Há um ponto substancial nessa questão que é se os salários para o trabalho doméstico realmente colocariam dinheiro nas mãos das mulheres. Em quantos casos o salário terminaria nos bolsos dos maridos, da mesma forma que os ganhos das prostitutas vão para os cafetões? Será que as mulheres agora terão que usá-lo para se alimentar, porque o homem será então mais livre para usar os ganhos dela para os seus próprios prazeres?

Dada a situação da mulher casada ou que coabite com um homem, seu salário se tornará um subsídio para os homens enquanto ela continuará a ser a serva universal?

Estejamos também cientes de que um sistema de pagamentos feitos pelo Estado estabelecerá a base perfeita para que o trabalho da mulher em casa seja “inspecionado”, avaliado, supervisionado, sob ameaça de retenção de dinheiro. Será que um trabalhador do governo ou seu próprio marido poderá denunciá-la como delinquente em seu “trabalho”? Não diga que isso não pode acontecer. Sabendo sobre a bisbilhotice do governo relativamente ao movimento das Mães pelo Bem-estar Social (Wellfare Mother), conhecendo a extensão do abuso de mulheres casadas, como podemos duvidar disso?

Há quem diga que o conceito de salário para trabalho doméstico é tão radical que isso não pode acontecer. Eu discordo. O grande perigo é que isso pode acontecer. É natural que uma plataforma liberal possa parecer a favor da mulher, prontamente apoiada por grupos de trabalho dominados por homens, satisfeitos de evitar a concorrência das mulheres, e prontos para fazer esse acordo por muito menos da metade de um pão.

Os salários para o trabalho doméstico não chegam à raiz da questão e, portanto, não são nada de radical. Isto é um reformismo de um tipo perigoso. Como feminista, não posso apoiá-lo.

Originalmente impresso em “Tell-a-Woman”, em Abril de 1976.

* * * * *

SALÁRIOS PARA O TRABALHO DOMÉSTICO: UMA SEGUNDA DISSIDÊNCIA

por Hodee Edwards [Reproduzido no zine Meeting Groud nº 2, maio de 1977]

Sua reprodução da contribuição de Irene Osborne no “TELL-A-WOMAN” de abril de 1976 foi muito bem-vinda. Gostaria de acrescentar minhas próprias observações em apoio às dela, através das quais, espero, seja uma “análise de classe”. Karl Marx fez tal análise para os trabalhadores assalariados; mas ninguém, que eu saiba, jamais fez isto para a escravidão feminina.

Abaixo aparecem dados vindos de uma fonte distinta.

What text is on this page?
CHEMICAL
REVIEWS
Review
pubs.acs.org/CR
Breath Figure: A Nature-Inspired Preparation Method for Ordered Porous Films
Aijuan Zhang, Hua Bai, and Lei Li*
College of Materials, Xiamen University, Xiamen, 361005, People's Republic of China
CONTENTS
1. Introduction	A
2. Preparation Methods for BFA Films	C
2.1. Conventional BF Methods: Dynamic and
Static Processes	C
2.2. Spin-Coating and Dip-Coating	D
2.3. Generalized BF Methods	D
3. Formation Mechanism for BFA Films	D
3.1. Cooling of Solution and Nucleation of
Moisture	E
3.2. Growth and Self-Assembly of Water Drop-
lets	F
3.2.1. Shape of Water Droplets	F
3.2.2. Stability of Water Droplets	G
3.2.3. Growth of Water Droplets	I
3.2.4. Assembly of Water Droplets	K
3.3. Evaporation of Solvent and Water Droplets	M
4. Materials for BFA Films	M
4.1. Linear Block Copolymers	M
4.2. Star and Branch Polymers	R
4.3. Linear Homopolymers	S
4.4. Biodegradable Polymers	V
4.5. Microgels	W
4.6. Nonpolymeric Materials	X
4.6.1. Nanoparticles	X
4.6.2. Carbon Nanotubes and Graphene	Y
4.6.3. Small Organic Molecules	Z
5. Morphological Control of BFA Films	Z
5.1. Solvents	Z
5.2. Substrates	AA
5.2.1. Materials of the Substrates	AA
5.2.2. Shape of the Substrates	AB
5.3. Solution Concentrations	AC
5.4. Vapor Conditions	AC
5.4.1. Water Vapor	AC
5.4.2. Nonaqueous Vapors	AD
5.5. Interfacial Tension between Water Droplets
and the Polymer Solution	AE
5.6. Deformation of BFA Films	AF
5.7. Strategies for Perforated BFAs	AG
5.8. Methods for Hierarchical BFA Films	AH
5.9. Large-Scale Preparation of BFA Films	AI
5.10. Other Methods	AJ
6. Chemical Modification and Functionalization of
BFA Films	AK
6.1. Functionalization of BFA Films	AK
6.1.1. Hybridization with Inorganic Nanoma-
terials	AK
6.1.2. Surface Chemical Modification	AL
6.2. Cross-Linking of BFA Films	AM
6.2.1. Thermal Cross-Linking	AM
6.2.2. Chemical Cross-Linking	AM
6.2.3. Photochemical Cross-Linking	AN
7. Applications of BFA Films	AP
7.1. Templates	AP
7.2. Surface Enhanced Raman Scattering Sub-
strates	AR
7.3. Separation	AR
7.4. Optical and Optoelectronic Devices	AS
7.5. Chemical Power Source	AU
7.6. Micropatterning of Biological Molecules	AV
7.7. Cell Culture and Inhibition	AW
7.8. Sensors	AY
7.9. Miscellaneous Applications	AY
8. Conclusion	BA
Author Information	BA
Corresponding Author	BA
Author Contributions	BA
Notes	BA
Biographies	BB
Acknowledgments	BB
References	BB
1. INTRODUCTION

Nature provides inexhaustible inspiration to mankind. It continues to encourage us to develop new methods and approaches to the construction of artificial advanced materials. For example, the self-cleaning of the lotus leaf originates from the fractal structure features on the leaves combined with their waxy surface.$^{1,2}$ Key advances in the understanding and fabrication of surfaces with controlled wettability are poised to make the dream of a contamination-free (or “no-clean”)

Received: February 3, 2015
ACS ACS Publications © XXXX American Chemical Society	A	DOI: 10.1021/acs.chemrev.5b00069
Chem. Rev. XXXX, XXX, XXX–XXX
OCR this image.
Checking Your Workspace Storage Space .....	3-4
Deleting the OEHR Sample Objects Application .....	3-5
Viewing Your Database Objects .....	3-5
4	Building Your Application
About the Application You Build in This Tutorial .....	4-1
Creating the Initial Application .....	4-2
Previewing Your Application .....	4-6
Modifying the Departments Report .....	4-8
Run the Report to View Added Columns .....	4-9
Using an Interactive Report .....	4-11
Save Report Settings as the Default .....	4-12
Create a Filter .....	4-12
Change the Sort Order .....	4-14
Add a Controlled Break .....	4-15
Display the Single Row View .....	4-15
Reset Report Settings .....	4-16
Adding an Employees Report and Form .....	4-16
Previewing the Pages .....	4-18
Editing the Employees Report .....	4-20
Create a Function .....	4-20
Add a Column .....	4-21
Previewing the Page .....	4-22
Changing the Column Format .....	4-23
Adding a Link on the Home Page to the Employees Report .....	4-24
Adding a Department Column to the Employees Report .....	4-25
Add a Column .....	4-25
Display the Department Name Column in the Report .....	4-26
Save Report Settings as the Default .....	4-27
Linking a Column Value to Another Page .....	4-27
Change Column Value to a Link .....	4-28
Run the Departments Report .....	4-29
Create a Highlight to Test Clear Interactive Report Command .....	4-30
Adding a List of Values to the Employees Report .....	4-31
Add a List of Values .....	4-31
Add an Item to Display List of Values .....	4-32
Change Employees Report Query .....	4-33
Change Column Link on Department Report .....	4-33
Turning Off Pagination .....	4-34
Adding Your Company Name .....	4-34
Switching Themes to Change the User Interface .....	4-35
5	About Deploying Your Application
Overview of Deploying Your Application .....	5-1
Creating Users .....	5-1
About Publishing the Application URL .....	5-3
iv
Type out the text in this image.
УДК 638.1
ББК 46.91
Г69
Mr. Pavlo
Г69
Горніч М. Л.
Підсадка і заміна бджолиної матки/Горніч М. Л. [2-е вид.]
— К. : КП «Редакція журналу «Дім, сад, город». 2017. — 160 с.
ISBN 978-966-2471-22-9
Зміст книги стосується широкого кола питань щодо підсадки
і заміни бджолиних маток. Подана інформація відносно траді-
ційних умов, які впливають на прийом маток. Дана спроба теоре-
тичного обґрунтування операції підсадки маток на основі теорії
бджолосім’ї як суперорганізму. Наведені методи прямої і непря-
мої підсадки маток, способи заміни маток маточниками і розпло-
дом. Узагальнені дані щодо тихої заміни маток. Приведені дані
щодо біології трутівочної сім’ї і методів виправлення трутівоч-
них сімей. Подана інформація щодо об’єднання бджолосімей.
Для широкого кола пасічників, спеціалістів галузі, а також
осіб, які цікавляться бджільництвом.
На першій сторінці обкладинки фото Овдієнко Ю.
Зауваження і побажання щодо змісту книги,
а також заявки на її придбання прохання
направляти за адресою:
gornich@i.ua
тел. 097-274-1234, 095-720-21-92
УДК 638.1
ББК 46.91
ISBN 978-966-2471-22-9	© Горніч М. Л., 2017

Antes de iniciar minha análise, gostaria de sugerir que praticamente todas as campanhas realizadas pelo Movimento de Libertação das Mulheres do mundo ocidental são para demandas aplicáveis principalmente às mulheres do Ocidente; tal como o direito ao aborto, a [reivindicação] de salários para o trabalho doméstico é outra dessas demandas: não poderia fornecer qualquer tipo de solução para as mulheres do mundo.

[Quando o MEETING GROUND expressou objeções ao parágrafo acima, a autora enviou o seguinte esclarecimento:

“Concordo plenamente que nossa campanha contra os saltos altos e cintas-ligas faziam referência às amarrações de pés em outros lugares. Gostaria de ver algum tipo de reconhecimento explícito de que entendemos que questões que levantamos pertinentes a nossas vidas não são necessariamente universalmente aplicáveis em todos os casos; que não estamos esperando que nossas irmãs do Terceiro Mundo façam campanha pelo aborto se elas preferirem fazer campanha contra a esterilização involuntária. Tenho certeza de que, como mulheres, estamos universalmente de acordo; mas devido às contradições entre as condições reais das mulheres do Terceiro Mundo em oposição às das esposas e irmãs dos aristocratas do trabalho no Ocidente, gostaria de ver esse acordo explicitado em vez de deixado implícito].

Contudo, acredito ainda que esta demanda não nos forneceria uma solução nem mesmo para os nossos problemas básicos. Irene Osborne afirma de forma bastante casual que “mesmo que os ganhos (das mulheres) fossem adequados, os salários pagos pelo Estado para o trabalho doméstico seriam contrarrevolucionários”. (Minha ênfase -HWE). Por que salários pagos pelo estado?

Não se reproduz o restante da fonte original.